Guaranteed minimum pension (GMP) conversion offers the opportunity for defined benefit schemes to simplify their benefits, potentially saving costs and making schemes more attractive to be bought out with an insurer.
One of the great unanswered questions of pensions law has finally being answered. In October last year, the High Court in the Lloyds Bank case determined that pension schemes have to equalise for the effect of GMPs. As part of the judgment, the Court confirmed the effectiveness of the GMP conversion legislation issued by the Department of Work and Pensions (DWP).
Also, in a follow-up judgment, the Court confirmed that GMP conversion, known as the “D2 method”, can be used as a route to achieve equalisation. This effectively allows a scheme to pay the higher of two amounts, based on the value of the member’s GMP and an opposite sex comparator’s GMP, rather than run on dual records for service between May 1990 and April 1997.
Many employers and schemes are now looking at equalisation for the effect of GMPs and whether GMP conversion is part of the solution. Conversion needs to be agreed by both the employer and trustees.
On 18 April 2019, the DWP produced useful guidance on the process for conversion of GMPs into ordinary scheme benefits. This provides some more detail on the 10-stage plan to follow the statutory process.
The guidance highlights that are some difficult questions for schemes to look at including whether to convert now for active, deferred and pensioner members. For active and deferred members, the decision to convert is a lot more complicated. It also touches on how to deal with gaps in data and what to do about correcting past benefits for pensioners who have been underpaid.
Opportunities to simplify
When converting benefits, the DWP guidance highlights that schemes may want to consider looking beyond simply converting GMPs in such a way that removes discriminatory treatment. There is an opportunity to simplify further, moving away from CPI-linked increases for GMPs in payment to RPI-linked increases or potentially flat increases.

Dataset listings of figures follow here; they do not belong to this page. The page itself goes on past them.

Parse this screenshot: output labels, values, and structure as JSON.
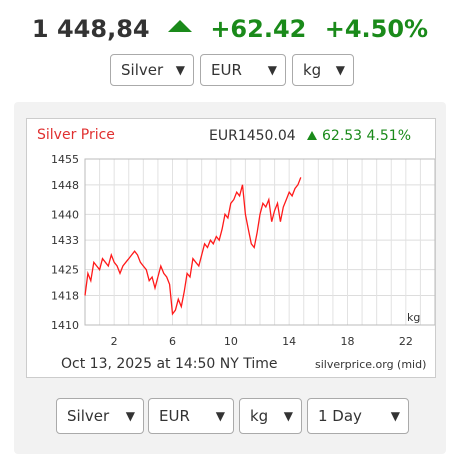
{
  "header": {
    "price": "1 448,84",
    "change": "+62.42",
    "change_pct": "+4.50%",
    "direction_icon": "up-triangle-icon",
    "up_color": "#1a8a1a"
  },
  "top_selects": {
    "metal": "Silver",
    "currency": "EUR",
    "unit": "kg"
  },
  "bottom_selects": {
    "metal": "Silver",
    "currency": "EUR",
    "unit": "kg",
    "range": "1 Day"
  },
  "chart_data": {
    "type": "line",
    "title": "Silver Price",
    "title_color": "#e03030",
    "price_label": "EUR1450.04",
    "change_label": "62.53 4.51%",
    "change_color": "#1a8a1a",
    "line_color": "#ff1a1a",
    "unit_label": "kg",
    "timestamp": "Oct 13, 2025 at 14:50 NY Time",
    "source": "silverprice.org (mid)",
    "x_ticks": [
      2,
      6,
      10,
      14,
      18,
      22
    ],
    "y_ticks": [
      "1455",
      "1448",
      "1440",
      "1433",
      "1425",
      "1418",
      "1410"
    ],
    "y_tick_values": [
      1455,
      1448,
      1440,
      1433,
      1425,
      1418,
      1410
    ],
    "xlim": [
      0,
      24
    ],
    "ylim": [
      1410,
      1455
    ],
    "grid": true,
    "x": [
      0.0,
      0.2,
      0.4,
      0.6,
      0.8,
      1.0,
      1.2,
      1.4,
      1.6,
      1.8,
      2.0,
      2.2,
      2.4,
      2.6,
      2.8,
      3.0,
      3.2,
      3.4,
      3.6,
      3.8,
      4.0,
      4.2,
      4.4,
      4.6,
      4.8,
      5.0,
      5.2,
      5.4,
      5.6,
      5.8,
      6.0,
      6.2,
      6.4,
      6.6,
      6.8,
      7.0,
      7.2,
      7.4,
      7.6,
      7.8,
      8.0,
      8.2,
      8.4,
      8.6,
      8.8,
      9.0,
      9.2,
      9.4,
      9.6,
      9.8,
      10.0,
      10.2,
      10.4,
      10.6,
      10.8,
      11.0,
      11.2,
      11.4,
      11.6,
      11.8,
      12.0,
      12.2,
      12.4,
      12.6,
      12.8,
      13.0,
      13.2,
      13.4,
      13.6,
      13.8,
      14.0,
      14.2,
      14.4,
      14.6,
      14.8
    ],
    "y": [
      1418,
      1424,
      1422,
      1427,
      1426,
      1425,
      1428,
      1427,
      1426,
      1429,
      1427,
      1426,
      1424,
      1426,
      1427,
      1428,
      1429,
      1430,
      1429,
      1427,
      1426,
      1425,
      1422,
      1423,
      1420,
      1423,
      1426,
      1424,
      1423,
      1421,
      1413,
      1414,
      1417,
      1415,
      1419,
      1424,
      1423,
      1428,
      1427,
      1426,
      1429,
      1432,
      1431,
      1433,
      1432,
      1434,
      1433,
      1436,
      1440,
      1439,
      1443,
      1444,
      1446,
      1445,
      1448,
      1440,
      1436,
      1432,
      1431,
      1435,
      1440,
      1443,
      1442,
      1444,
      1438,
      1441,
      1443,
      1438,
      1442,
      1444,
      1446,
      1445,
      1447,
      1448,
      1450
    ]
  }
}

There is some scope within the GMP conversion legislation to allow for more significant changes, but important constraints remain. The extent of the amendment power in the legislation is unclear. In addition, surviving dependants’ pensions have to be paid as part of the benefits and a pension in payment cannot reduce in value following conversion.
Not the end of the story
Whilst this appears to offer significant opportunities for employers and trustees to explore, further developments are awaited. Schemes still need guidance from HMRC on the potential tax implications of equalising and converting GMPs. Also, there are some planned changes to the conversion legislation that are expected, and some unanswered questions on past transfers and the taking of a more pragmatic approach to equalisation where the costs to the scheme outweigh any upside to members.
Conversion needs to fit into the wider plans of the scheme. If a scheme is looking at buying out benefits with an insurer, simplifying the benefit structure may lead to more competitive pricing.